Israel's parliament has passed a law to freeze money transferred to the Palestinian Authority over its payments to the families of Palestinians jailed for attacks on Israelis.
The legislation was approved late yesterday and gives the Israeli government powers to withhold an amount of money based on what is paid to the prisoners and their families.
Israel collects around $127 million a month in customs duties levied on goods destined for Palestinian markets that transit through Israeli ports and then transfers it to the Palestinian Authority.
A sponsor of the legislation says the PA pays around $330 million a year to prisoners and their families, amounting to seven per cent of its budget. Israel has withheld payments in the past, notably in response to the Palestinians' 2011 admission to the UN cultural agency UNESCO as a full member.
When Israeli ministers first backed the new legislation in February, the Palestinian government called it "piracy and theft" as well as a breach of international law.
Israel says the payments to the families of Palestinians jailed for security offences or killed by Israeli forces while carrying out attacks encourages further violence.

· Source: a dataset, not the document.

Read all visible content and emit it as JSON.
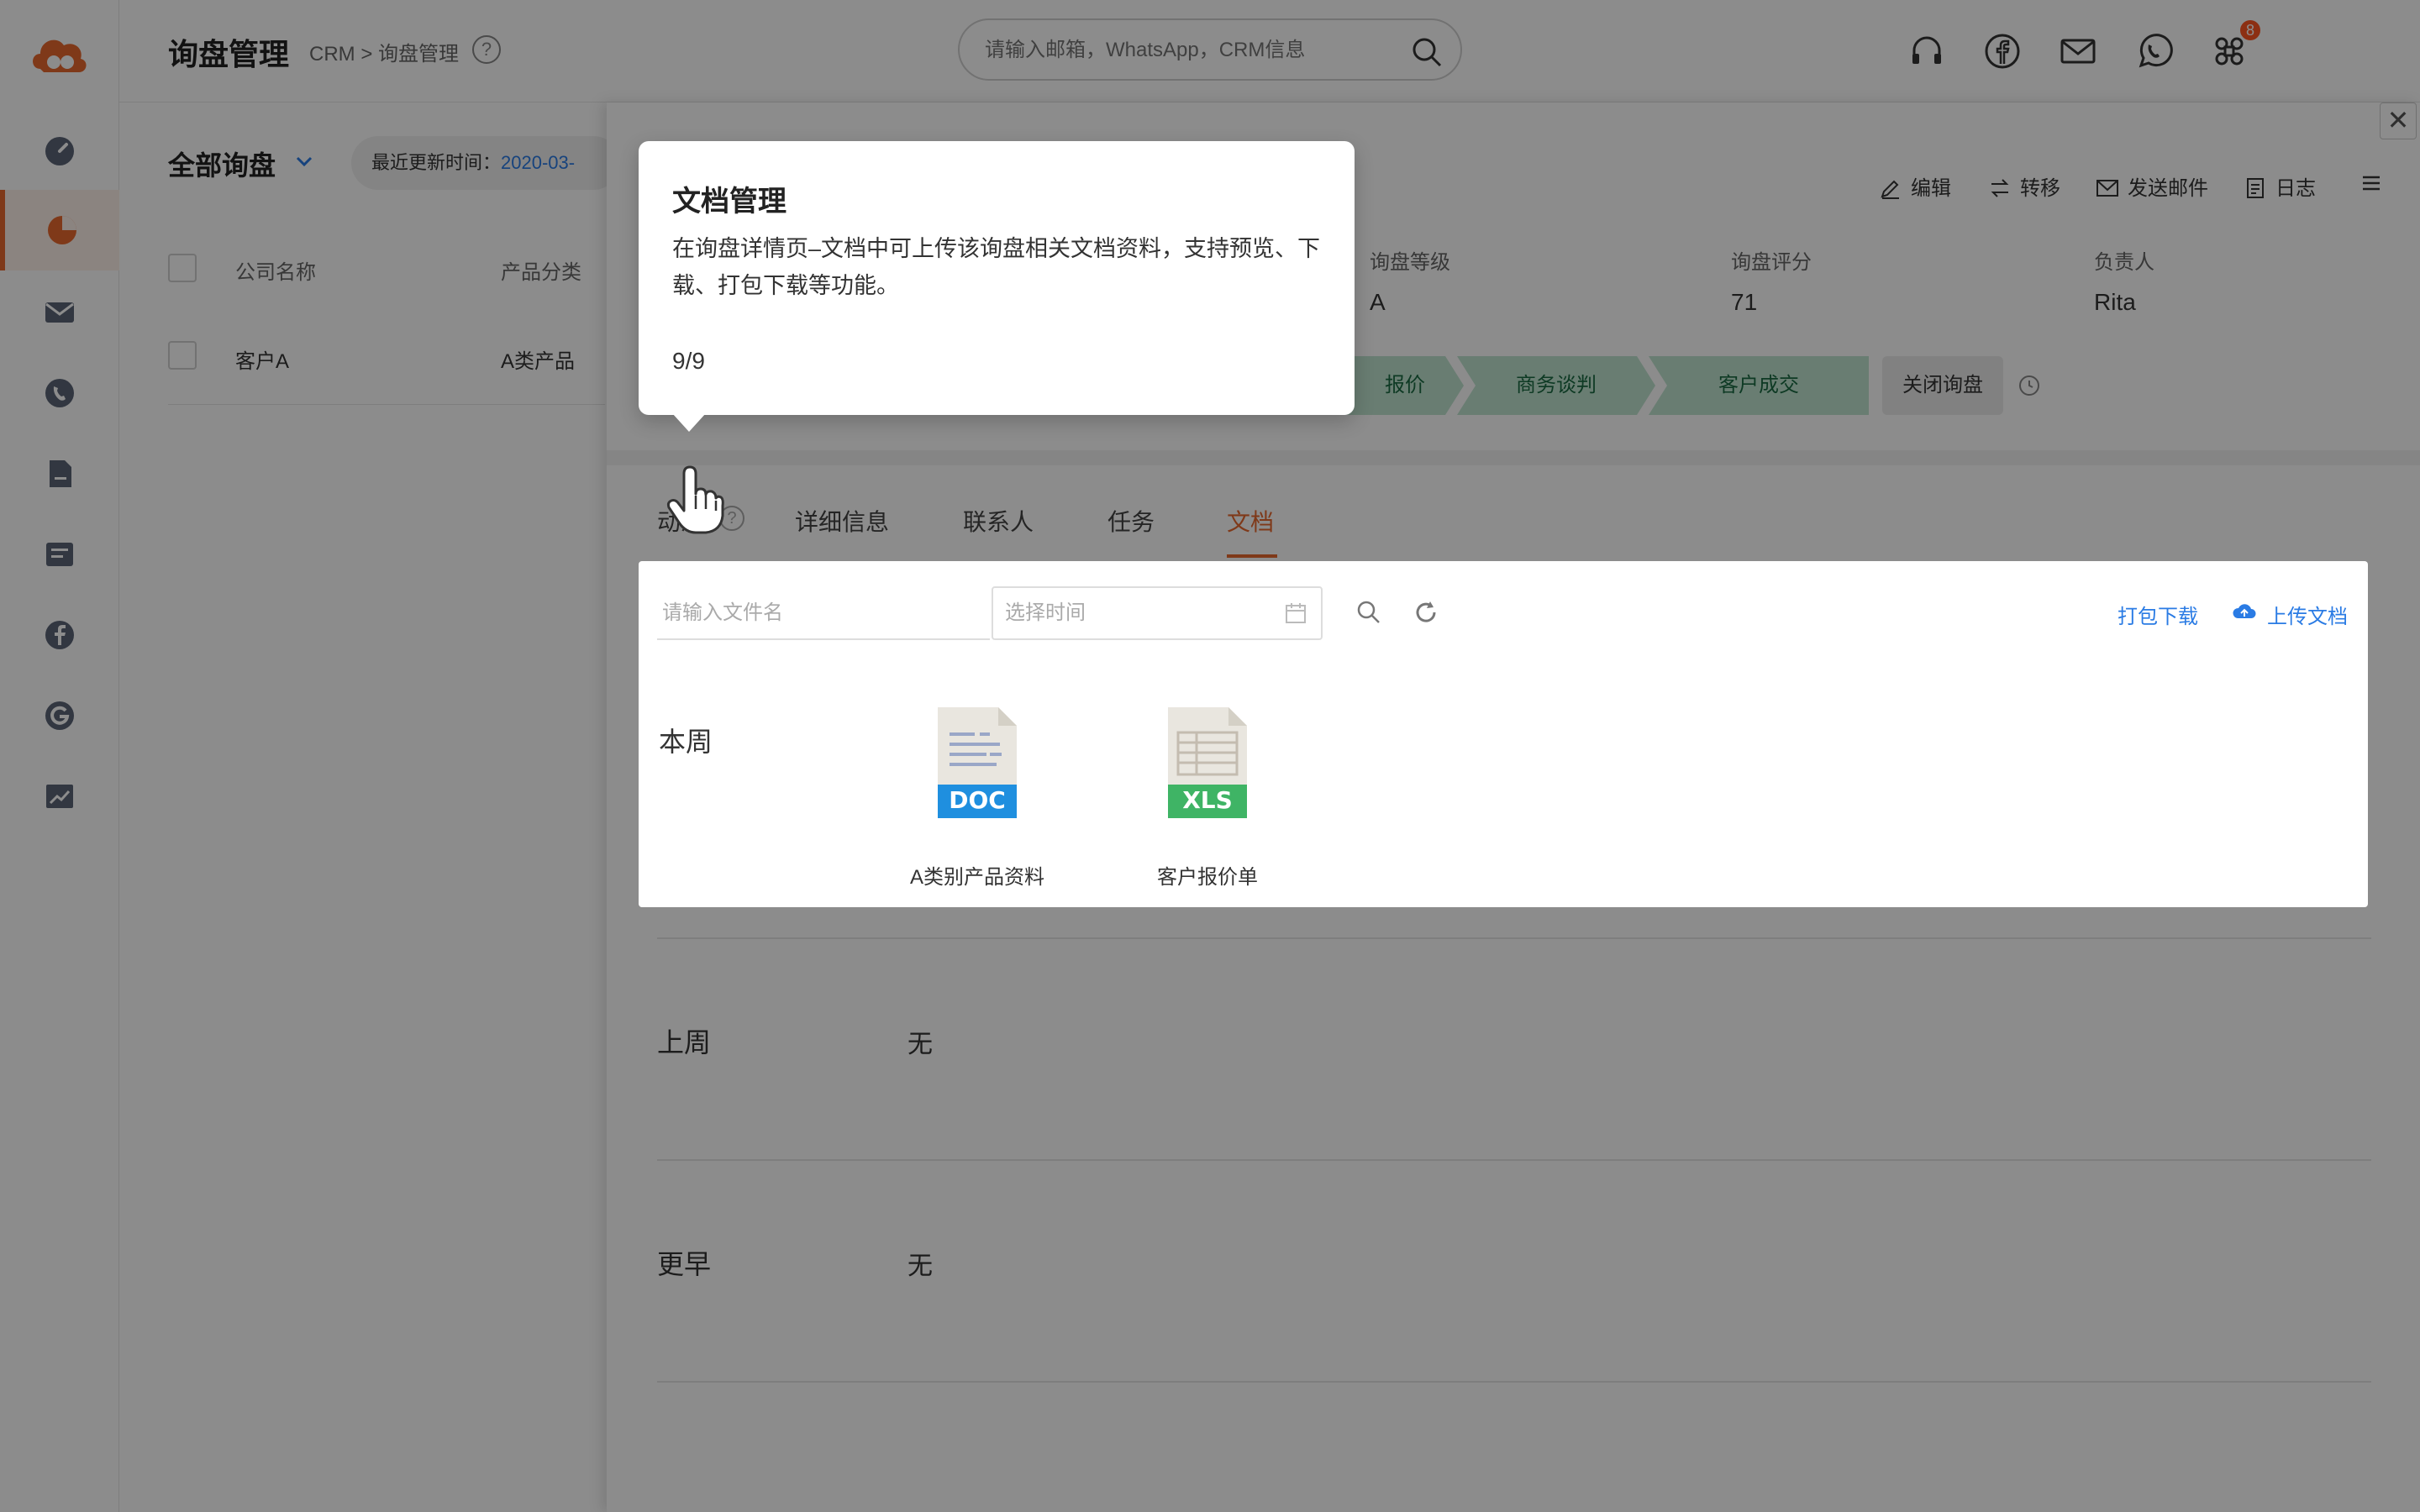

Many Palestinians view the prisoners and those killed while carrying out attacks as heroes or "martyrs" in the struggle against Israeli occupation.
The payments can be a key source of income for families, who have in many cases lost their main breadwinner.
Israeli Defence Minister Avigdor Lieberman hailed the passing of the new law saying: "Every shekel (president) Mahmud Abbas will pay for terrorists and assassins will be automatically withdrawn from the Palestinian Authority's budget. An effective war on terrorism also passes through the pocket -- of the terrorists, of their families and of Mahmud Abbas.